Bingo is a social activity amongst many other things, so it stands to reason that groups of friends might enjoy playing together.
Check out any bingo hall on a Friday or Saturday night and you are likely to see friendship groups at loads of tables, chatting (not too loudly!) and having a good time.
For bingo mad social circles who want to perhaps host an evening of entertainment at home then, bingo would be an obvious choice – taking it in turns to be the caller, making up your own funny bingo calls, etc.
Local societies looking to raise money might think along the same lines, after all, everyone loves a bit of bingo and it’s an effective, inclusive way of fund raising because literally anybody can learn how to play.
But some people might worry about whether or not this is all ok given that bingo is technically gambling. Other people might laugh at the idea of someone worrying about the legality of home bingo; after all, what’s a game of bingo between friends, right?
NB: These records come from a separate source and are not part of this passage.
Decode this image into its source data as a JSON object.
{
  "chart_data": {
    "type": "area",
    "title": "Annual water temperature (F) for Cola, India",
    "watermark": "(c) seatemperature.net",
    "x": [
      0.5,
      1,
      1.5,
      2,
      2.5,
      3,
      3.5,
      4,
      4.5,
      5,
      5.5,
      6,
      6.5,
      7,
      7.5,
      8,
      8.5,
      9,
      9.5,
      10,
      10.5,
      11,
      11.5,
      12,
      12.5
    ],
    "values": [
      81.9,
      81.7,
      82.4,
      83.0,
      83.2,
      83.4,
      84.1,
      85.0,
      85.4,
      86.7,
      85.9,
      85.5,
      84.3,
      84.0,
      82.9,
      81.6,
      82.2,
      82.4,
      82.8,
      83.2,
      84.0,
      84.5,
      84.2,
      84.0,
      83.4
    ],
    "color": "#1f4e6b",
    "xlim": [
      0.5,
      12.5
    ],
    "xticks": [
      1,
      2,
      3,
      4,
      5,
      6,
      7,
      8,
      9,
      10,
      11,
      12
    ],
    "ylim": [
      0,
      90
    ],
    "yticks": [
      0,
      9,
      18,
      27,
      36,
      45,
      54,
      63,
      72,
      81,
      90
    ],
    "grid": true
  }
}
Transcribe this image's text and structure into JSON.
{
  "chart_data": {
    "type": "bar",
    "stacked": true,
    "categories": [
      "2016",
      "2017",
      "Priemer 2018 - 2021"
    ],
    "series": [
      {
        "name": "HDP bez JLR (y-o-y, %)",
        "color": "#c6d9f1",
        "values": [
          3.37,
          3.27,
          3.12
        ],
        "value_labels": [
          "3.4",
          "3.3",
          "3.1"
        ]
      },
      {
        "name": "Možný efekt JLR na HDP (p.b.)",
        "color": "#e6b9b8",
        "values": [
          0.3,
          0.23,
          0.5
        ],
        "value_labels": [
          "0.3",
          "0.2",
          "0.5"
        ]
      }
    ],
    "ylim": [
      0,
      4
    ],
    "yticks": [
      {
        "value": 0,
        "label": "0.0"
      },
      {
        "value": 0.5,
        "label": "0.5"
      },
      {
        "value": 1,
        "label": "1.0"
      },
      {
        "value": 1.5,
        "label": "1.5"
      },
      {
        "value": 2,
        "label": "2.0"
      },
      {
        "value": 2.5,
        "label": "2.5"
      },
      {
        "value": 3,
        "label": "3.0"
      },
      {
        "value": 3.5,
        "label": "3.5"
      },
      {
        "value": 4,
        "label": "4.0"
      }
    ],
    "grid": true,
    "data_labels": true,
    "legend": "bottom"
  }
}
Whichever side of the fence you sit on, there has to be an answer to this question, and this little article will reveal it.
So, should you swap an evening of hosting bingo for a raffle or a Tupperware party instead? Let’s find out.
When Does a Game of Bingo Need a License?
Don’t run away, we’ll keep this simple.
Bingo is gambling so the question of licensing is a good one. You don’t want the police kicking your door in just as your auntie Doris has got settled and you call eyes down.
Bingo can be played for cash or prizes, although confusingly the prizes can also be cash. We just said we would keep this simple didn’t we?
Basically, a cash game would mean the prize could go up or down depending on the number of tickets sold whereas a prize game has a fixed prize, whether that is a cash amount, a holiday, or a cuddly toy.
Generally speaking it’s only commercial bingo halls that offer cash games because you need a gambling license from the UK Gambling Commission for that.
Bingo games for prizes can be held at venues like family entertainment centres and adult gaming centres – think Butlins and seaside arcades – with just a permit from the local council. However, they don’t have free reign:
- Maximum £1 participation fee
- Maximum of £500 worth of participation fees allowed
- Rollovers are not allowed, all games must start and end on the same day
Interestingly though, under 18s are allowed to play in these games, while they wouldn’t even be allowed inside a commercial bingo hall.
Outside of this, it is actually possible to host a bingo night and sell tickets to the public without a licence or a permit, but you do have to follow some rules to make it ok.
When Does a Game of Bingo Not Need a License?
It’s actually easier to legally host a game of bingo than you might think. The specifics of your situation will dictate the rules you have to follow, but once you know what category you belong to it’s all fairly easy to understand.
Non-Commercial Equal Chance Gaming
If you were part of a society or a charity wanting to raise money for good causes then this would be the category for you.
It obviously has to be non-commercial, meaning that no one is allowed to make personal profit from organising the bingo night – if that’s your angle you will need a proper license and all that stuff.
The words ‘equal chance’ mean that all players must have the same opportunity to win, and since bingo is a game based on luck so that’s a big tick; plus, they must not be competing against any sort of bank, and in a game of bingo the players are all competing against each other, so this is another big tick.
You can still charge a participation fee and give out prizes, although:
- All players must be made aware of the cause the proceeds will be donated to, and the money must actually go to that cause afterwards.
- A maximum each player can be charged to participate in all games is £8.
- The total value of all prizes won in all games must be no more than £600, except in cases where the event is the ‘final’ of a series of events and the players have already taken part in a previous event – if there was a bingo tournament, for example. A £900 prize would be allowed in this case.
Once again under 18s are allowed to take part in bingo nights like this, and usually an entrance fee is charged rather than individual ticket prices.
Private gaming has to take place in a venue that the public don’t have access to, like a residential home, halls of residence, or your dining room.
The game cannot be run for profit and no participation fee can be charged either, but that doesn’t mean you can’t play for cash.
A gaming stake is not considered to be a participation fee (again, confusing isn’t it!) so players can still buy tickets, and that means the winners can still win cash. The key thing is that all of the money spent on tickets must be paid out again as prizes, none of it can be kept by the organiser even if it is for charity.
So long as these rules are followed you can organise a private game of bingo without a license, a permit, or even so much as a letter from your Mum or Dad.
Under 18’s can legally play as well.